Waldo Lake Yeast

I just racked the Waldo Lake Amber to secondary. I decided (for the first time) to save the yeast. I put it in the pictured mason jar (sanitized) and stuck it in the fridge. Now I have a few questions:

-Do I need a starter with this, if I brew a similar or like beer?
-How long do I have before it goes bad?
-Do I just pitch the whole quart jar’s worth into the next batch?

I’ve always poured my used yeast down the drain, but I’m thinking I’d like to try using it again.
Any advice would be welcome.

You will notice the yeast will settle into 3 distinct layers. Bottom is trub, white second layer is yeast and the top should end up being clear beer. Search for how to wash your yeast to reduce down to a smaller container with a greater percentage of yeast. Some will say it is not worth it and just pour what you have in.

If you use that in the next two to 3 weeks, you would not need a starter. Beyond that, you probably should make one.

I have kept yeast for over a year that way. Took a while to get a starter going and it took a couple steps, but it worked. At that point, next time, I will buy new.

OK, I will look for the 3 layers. Thanks!

I should add that I did this recently with White Labs British Ale yeast. I racked off fermented beer, washed yeast, and divided washed yeast into three mason jars. I kept the jars in the fridge for several days until it settled out. Have recently brewed 2 similar styles using the leftover yeast from original batch. I still have one mason jar left. As far as I’m concerned original yeast price ($8 @ local brewery) divided by three or four or even more batches equates to just over a few bucks per batch. Cheaper than dry!

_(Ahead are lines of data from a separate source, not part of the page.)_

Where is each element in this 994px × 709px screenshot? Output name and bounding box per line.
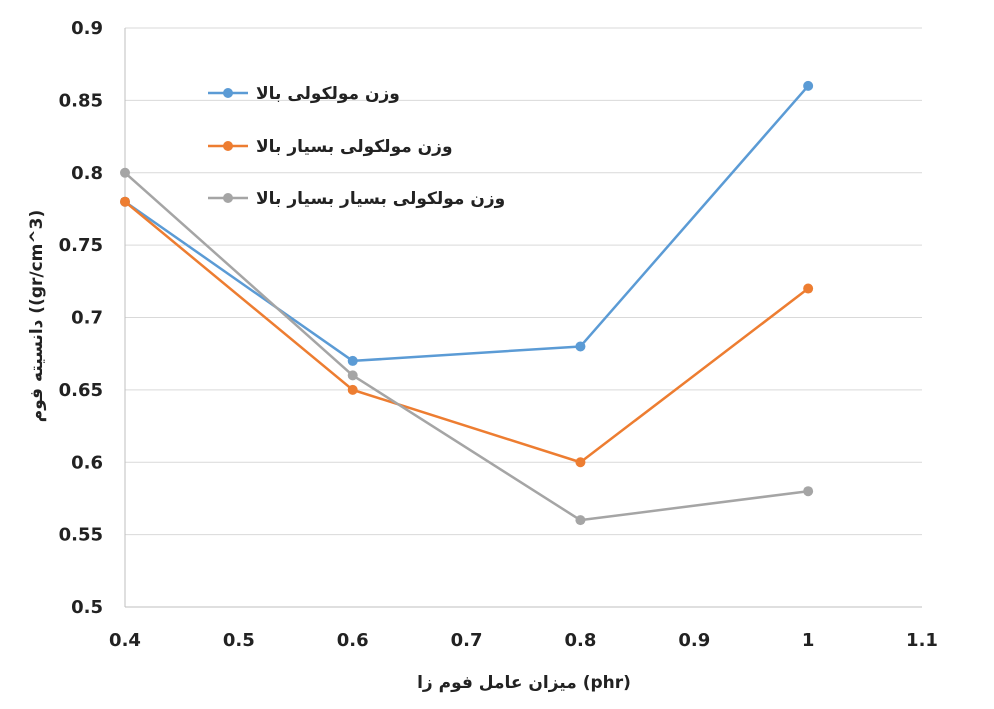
legend-item: وزن مولکولی بسیار بسیار بالا [208,189,505,209]
x-tick-label: 0.5 [223,630,255,651]
legend-label: وزن مولکولی بالا [256,84,400,104]
series-line [124,171,809,522]
y-tick-label: 0.9 [71,18,103,39]
legend: وزن مولکولی بالا وزن مولکولی بسیار بالا وز… [208,84,505,209]
series-1 [120,80,814,366]
axes: 0.5 0.55 0.6 0.65 0.7 0.75 0.8 0.85 0.9 0.4 0.5 0.6… [59,18,938,651]
data-point [803,486,814,497]
legend-item: وزن مولکولی بسیار بالا [208,137,453,157]
y-tick-label: 0.6 [71,452,103,473]
x-axis-title: میزان عامل فوم زا (phr) [417,673,631,693]
legend-swatch-marker [223,88,233,98]
data-point [120,196,130,207]
legend-label: وزن مولکولی بسیار بالا [256,137,453,157]
x-tick-label: 1.1 [906,630,938,651]
series [120,80,814,526]
x-tick-label: 0.8 [564,630,596,651]
y-tick-label: 0.7 [71,308,103,329]
series-line [124,85,810,363]
x-tick-label: 0.7 [451,630,483,651]
data-point [575,515,586,526]
legend-swatch-marker [223,141,233,151]
gridlines [125,27,922,536]
y-tick-label: 0.5 [71,597,103,618]
data-point [347,370,358,381]
y-axis-title: دانسیته فوم ((gr/cm^3) [27,210,47,422]
y-tick-label: 0.65 [59,380,103,401]
legend-item: وزن مولکولی بالا [208,84,400,104]
y-tick-label: 0.85 [59,90,103,111]
y-tick-label: 0.75 [59,235,103,256]
series-2 [120,196,814,468]
series-3 [120,167,814,526]
data-point [803,283,814,294]
data-point [347,384,358,395]
x-tick-label: 1 [802,630,815,651]
legend-swatch-marker [223,193,233,203]
data-point [575,457,586,468]
x-tick-label: 0.9 [678,630,710,651]
y-tick-label: 0.55 [59,525,103,546]
data-point [120,167,130,178]
series-line [124,200,809,464]
x-tick-label: 0.4 [109,630,141,651]
data-point [803,80,814,91]
x-tick-label: 0.6 [337,630,369,651]
y-tick-label: 0.8 [71,163,103,184]
data-point [347,355,358,366]
data-point [575,341,586,352]
legend-label: وزن مولکولی بسیار بسیار بالا [256,189,505,209]
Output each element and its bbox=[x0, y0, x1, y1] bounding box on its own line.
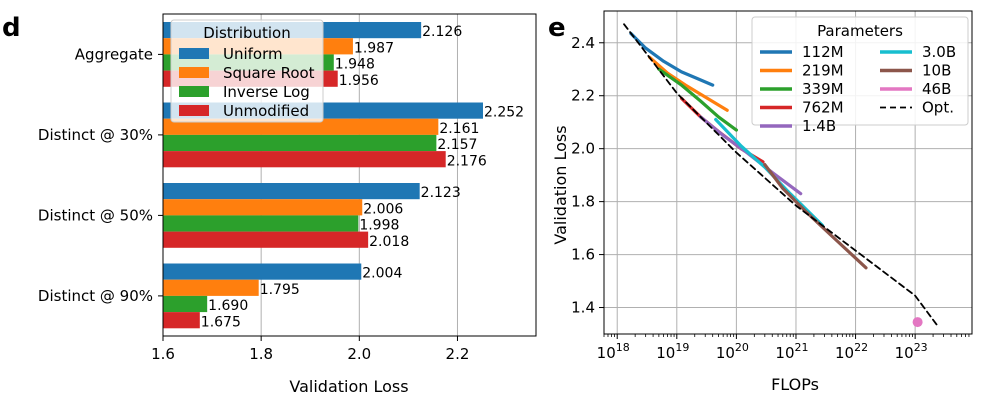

Thanks, holaday. Now all I need to do is learn how to wash yeast.

Make sure you vent that jar daily until it stops producing CO2, which can take several days / weeks. Last thing you want is a yeasty bottle bomb in your firdge.

That’s interesting you mention that — brewed a batch this past weekend with reused yeast and had a hell of a time getting the top off of the mason jar. Once removed, it sounded like a beer opening!

Will do, thanks Greg

So, I’ll just crack it every morning before I leave for work

Good thread. I’ve been too nervous to try harvesting and washing yeast, but probably without cause since I’m careful about sanitation. But I’ve been thinking about it more lately, since I tend to use 1028 quite a bit. Makes sense to cut costs further.

I feel wasteful every time I dump a yeast cake down the drain.

Same here.

Really? It definitely makes some CO2 from being stirred up…taking it from a batch that was finished and adding distilled water to it… that can really have enough CO2 to esplode?

Sometimes because Of the transfer. Mine behaved the way it did because I made a small starter way prior to putting it in the fridge.

After washing, I purge off the CO2 once a week if even that often. Besides being thrifty washing and reusing yeast encourages you to get more familiar with yeast flavors. I’ve stretched a batch of 1056 a friend bought when he wanted me to brew a beer for him. I’ve reused it in a caribou slobber and now the brick warmer. I didn’t use a starter for either and they came out great. I am going to start using a pinch of yeast nutrient cause at only $2.25 it seems worth it. Anyway, it has helped increase my understanding of yeast’s contributions to beer flavors, and that’s the best payback.

Here’s a couple of helpful links:

http://billybrew.com/yeast-washing http://www.youtube.com/watch?v=lPYUFJ4bPD4

I’m one of the lazy guys who says dump the whole thing in the next batch. Better yet, plan accordingly and rack off the primary the same day you are brewing and put the new batch right on top of the yeast cake in the same fermenter. Us “normal sized guys” need to conserve our energy. :cheers:

So when you do it this way, you’re just dumping it right into the dirty fermenter? Do you clean the crust off the walls or anything? Does it matter?

So when you do it this way, you’re just dumping it right into the dirty fermenter? Do you clean the crust off the walls or anything? Does it matter?[/quote]No need to clean as it is already sanitized from the first batch. Now I would never do this for a third time. But it works great for those times when you are feeling lazy.


Split it 3 ways. Reuse without a starter up to a month, a 2L starter up to 6 months, after that you will probably want to step it up from 1L to a 2L to get enough yeast for pitching. Sometimes I will pitch two jars up to 2 months.

Taking yeast to the 5th generation will get you 121 batches from 1 yeast pack. Even if it’s dry yeast you can save hundreds.

I have a small refrigerator dedicated to my yeast harvests. I have a hard time pouring the 6th generation down the sink and I just imagine all those living yeasties screaming out “Just one more batch, Coach!”

I think I will try this with the next brew. Then I will try mvsawyer’s suggestion. This is new territory for me, and I’m really excited about saving money on yeast. And yes, This “normal sized guy” needs all the energy he can get!